This book review might provide an interesting complement:

Specters of Fear and Executive Power
https://www.lawfareblog.com/specters-fear-and-executive-power

The parts about, e.g. the concentration of power in a party leader in Poland, a 
parliamentary hegemony as opposed to an executive one, argue, I think, that the 
problem isn't autocracy so much as power concentration wherever it lands. The 
splish-splash between power loci mentioned in the FA article seem to hint at 
that, but not go far enough. It's important because included in these 
concentrations of power are multinational corporations and celebrities like 
Musk and Bezos (who, we might note, owns the WaPo ... like some Chinese, 
Russian, or Qataris concentration of power ... and also apparently buys boats 
built too big to extract from the boathouse).

Oversimplified "checks and balances" talk ain't gonna cut it anymore.

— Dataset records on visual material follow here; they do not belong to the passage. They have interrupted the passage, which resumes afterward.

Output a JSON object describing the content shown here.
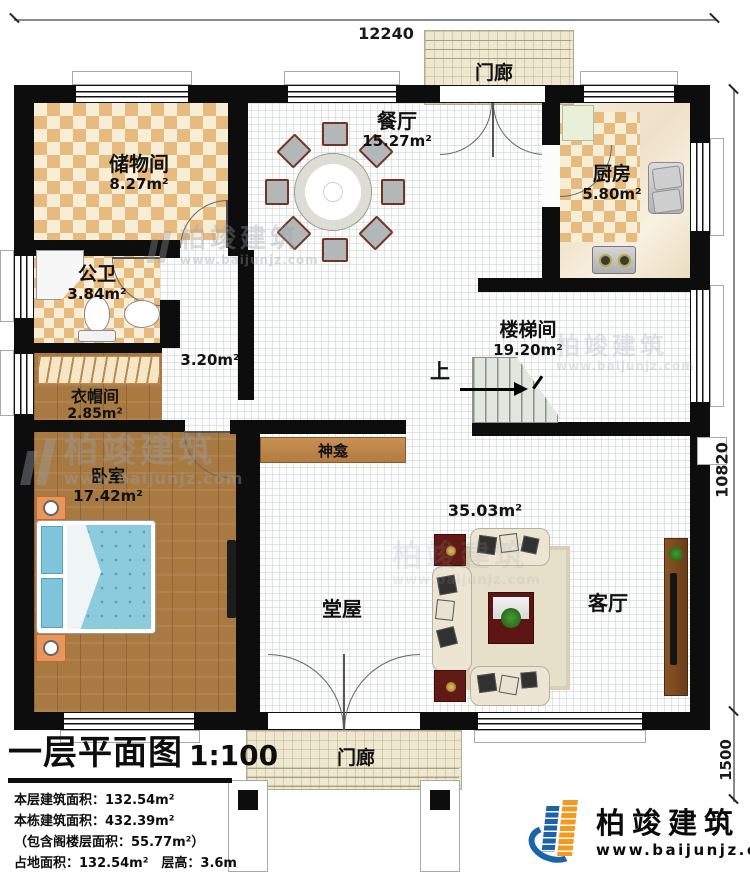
{
  "dimensions": {
    "top": "12240",
    "right": "10820",
    "porch": "1500"
  },
  "rooms": {
    "storage": {
      "name": "储物间",
      "area": "8.27m²"
    },
    "dining": {
      "name": "餐厅",
      "area": "15.27m²"
    },
    "kitchen": {
      "name": "厨房",
      "area": "5.80m²"
    },
    "bathroom": {
      "name": "公卫",
      "area": "3.84m²"
    },
    "corridor": {
      "area": "3.20m²"
    },
    "stairwell": {
      "name": "楼梯间",
      "area": "19.20m²",
      "up_label": "上"
    },
    "cloakroom": {
      "name": "衣帽间",
      "area": "2.85m²"
    },
    "bedroom": {
      "name": "卧室",
      "area": "17.42m²"
    },
    "shrine": {
      "name": "神龛"
    },
    "main_hall": {
      "name": "堂屋",
      "area": "35.03m²"
    },
    "living": {
      "name": "客厅"
    },
    "porch_top": {
      "name": "门廊"
    },
    "porch_bottom": {
      "name": "门廊"
    }
  },
  "title_block": {
    "title": "一层平面图",
    "scale": "1:100",
    "lines": [
      "本层建筑面积：132.54m²",
      "本栋建筑面积：432.39m²",
      "（包含阁楼层面积：55.77m²）",
      "占地面积：132.54m²　层高：3.6m"
    ]
  },
  "brand": {
    "name": "柏竣建筑",
    "website": "www.baijunjz.com"
  },
  "watermark": {
    "name": "柏竣建筑",
    "website": "www.baijunjz.com"
  },
  "colors": {
    "wall": "#0d0d0d",
    "logo_blue": "#1b63ab",
    "logo_orange": "#f5991f"
  }
}
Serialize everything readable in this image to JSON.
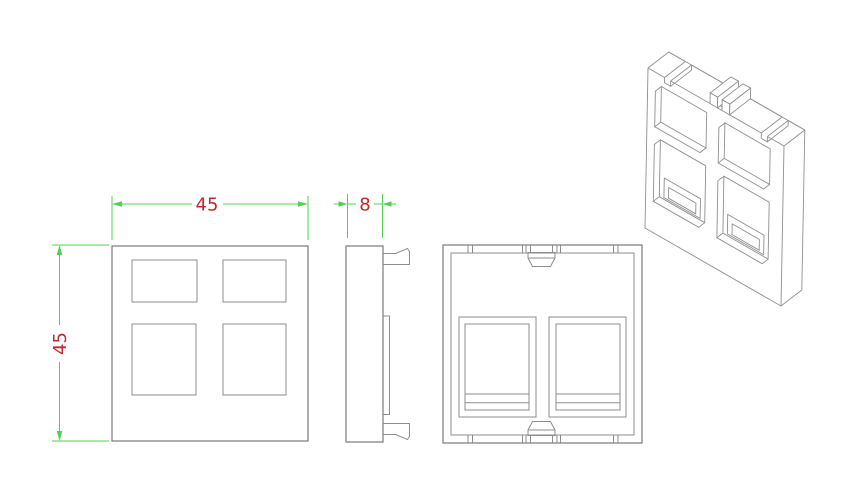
{
  "dimensions": {
    "front_width": "45",
    "front_height": "45",
    "side_depth": "8"
  },
  "colors": {
    "background": "#ffffff",
    "drawing_line": "#7a7a7a",
    "dimension_line": "#53d053",
    "dimension_text": "#c1272d"
  }
}
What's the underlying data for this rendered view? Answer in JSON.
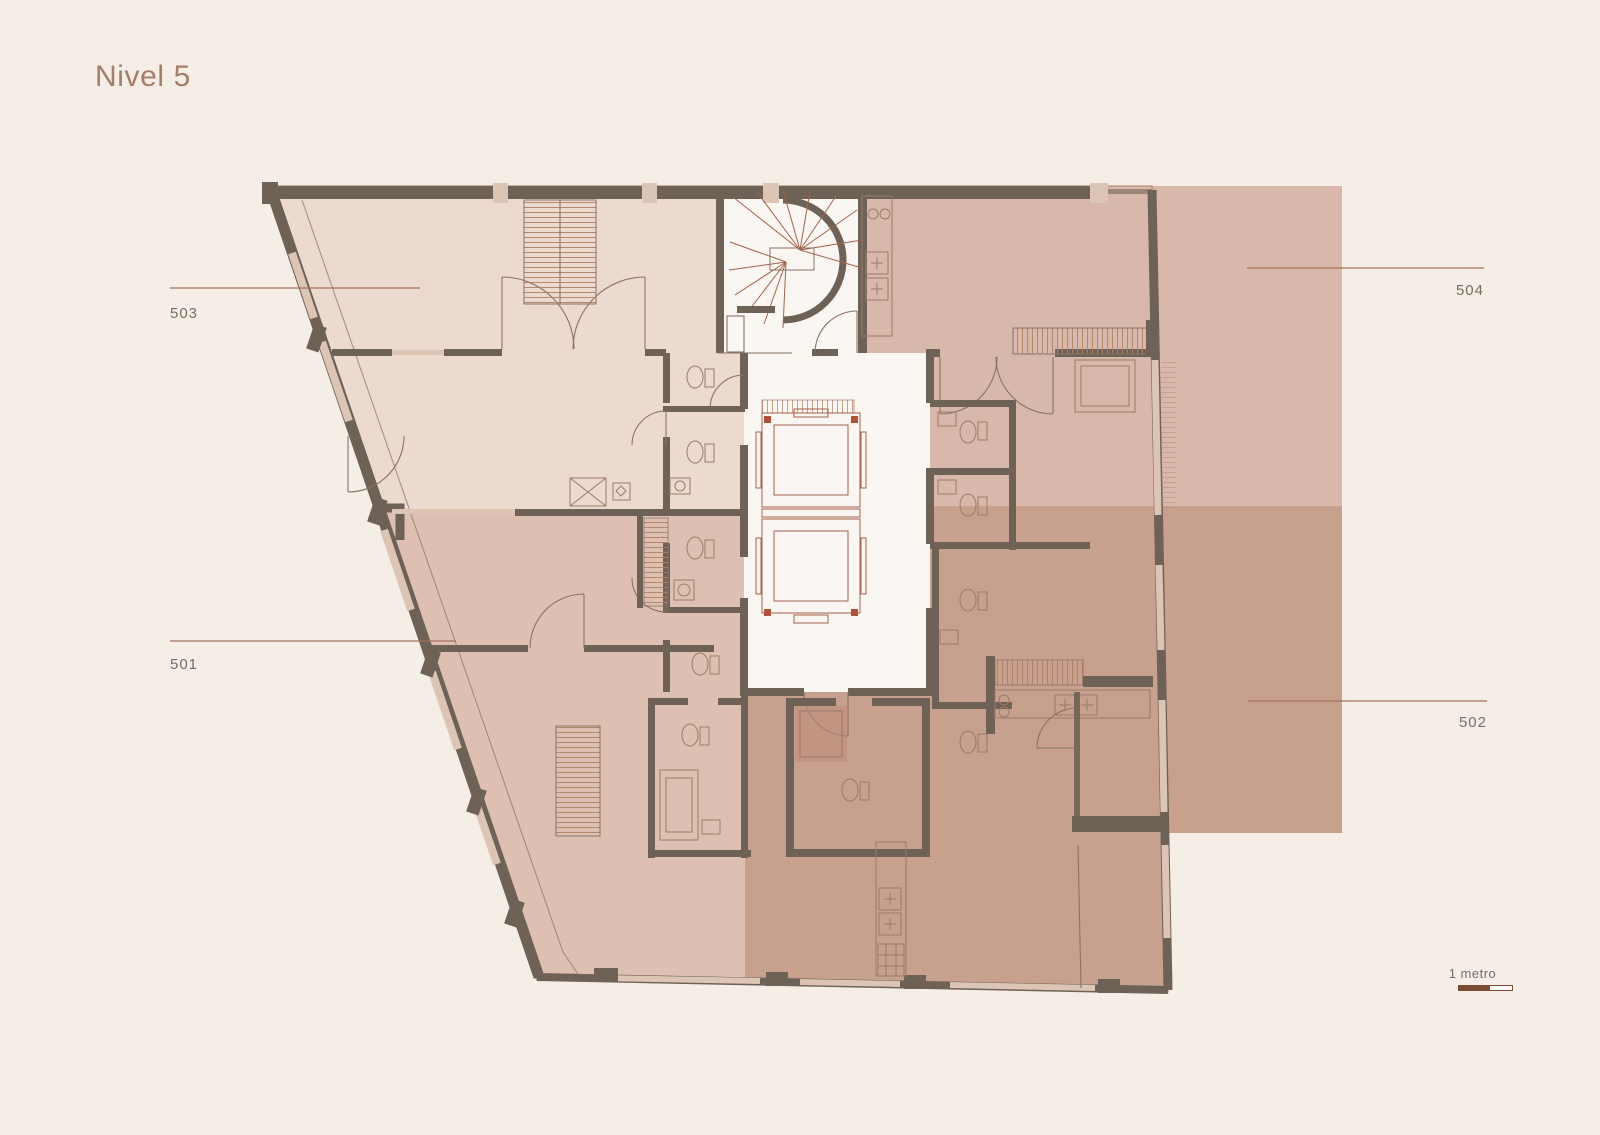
{
  "title": "Nivel 5",
  "floorplan": {
    "units": [
      {
        "number": "503",
        "side": "left-top"
      },
      {
        "number": "501",
        "side": "left-bottom"
      },
      {
        "number": "504",
        "side": "right-top"
      },
      {
        "number": "502",
        "side": "right-bottom"
      }
    ],
    "features": [
      "spiral-staircase",
      "two-elevators",
      "bathrooms",
      "kitchens",
      "closets"
    ]
  },
  "scale": {
    "label": "1 metro"
  },
  "colors": {
    "background": "#f4eee7",
    "title_text": "#a47e68",
    "label_text": "#7c6b61",
    "leader_line": "#a5705a",
    "unit_503": "#ecdacf",
    "unit_501": "#dec0b2",
    "unit_504": "#d7b8ab",
    "unit_502": "#c7a08e",
    "core_white": "#faf6f1",
    "wall_dark": "#6e6156",
    "window_light": "#dcc5b5",
    "line_thin": "#8a7365",
    "line_red": "#a4634b",
    "hatch": "#b08063",
    "outline": "#b6907c",
    "scale_bar": "#7b4b34"
  }
}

On 2/4/22 08:31, Steve Smith wrote:
Someone here is more likely than I to have actually read Ziblatt and Levitsky's How 
Democracies Die 
<https://en.wikipedia.org/wiki/How_Democracies_Die#:~:text=How%20Democracies%20Die%20is%20a,process%20to%20increase%20their%20power.>
A recent article (behind a subscribe-wall) included the following quote:

https://www.foreignaffairs.com/articles/united-states/2022-01-20/americas-coming-age-instability

    /
    /
    /America may no longer be safe for democracy, but it remains inhospitable 
to autocracy./
    /Rather than autocracy, the United States appears headed toward endemic 
regime instability.
    /
    /
    /
    /Such a scenario would be marked by frequent constitutional crises, 
including contested or stolen elections and severe conflict between presidents 
and Congress (such as impeachments and executive efforts to bypass Congress), 
the judiciary (such as efforts to purge or pack the courts), and state 
governments (such as intense battles over voting rights and the administration 
of elections). The United States would likely shift back and forth between 
periods of dysfunctional democracy and periods of competitive authoritarian 
rule during which incumbents abuse state power, tolerate or encourage violent 
extremism, and tilt the electoral playing field against their rivals./
    /
    /

I found this characterization of our plight very compelling, if also very 
disturbing.

It seems as if we have "tumbled our gyros" but in a different mode than the rhetoric about 
"Civil War" and "Descent into Autocracy" seem to suggest.   It also characterizes a lot 
of the aspiring/limping democracies we know of in the world today up to and including extreme examples such 
as Russia which fits the DINO (democracy in name only) label pretty well.

This conception of the problem lead me to a very well written HS student-essay by the 
same title: democracy-in-name-only 
<https://hac.bard.edu/amor-mundi/democracy-in-name-only-2020-01-02>.

Within this essay was a poignant quote:


    In the words of Alexis de Tocqueville,

        “A new science of politics is needed for a new world. This, however, is 
what we think of least; launched in the middle of a rapid stream, we 
obstinately fix our eyes on the ruins which may still be descried upon the 
shore we have left, while the current sweeps us along, and drives us backward 
toward the gulf.”



--
glen
When elephants fight, it is the grass that suffers.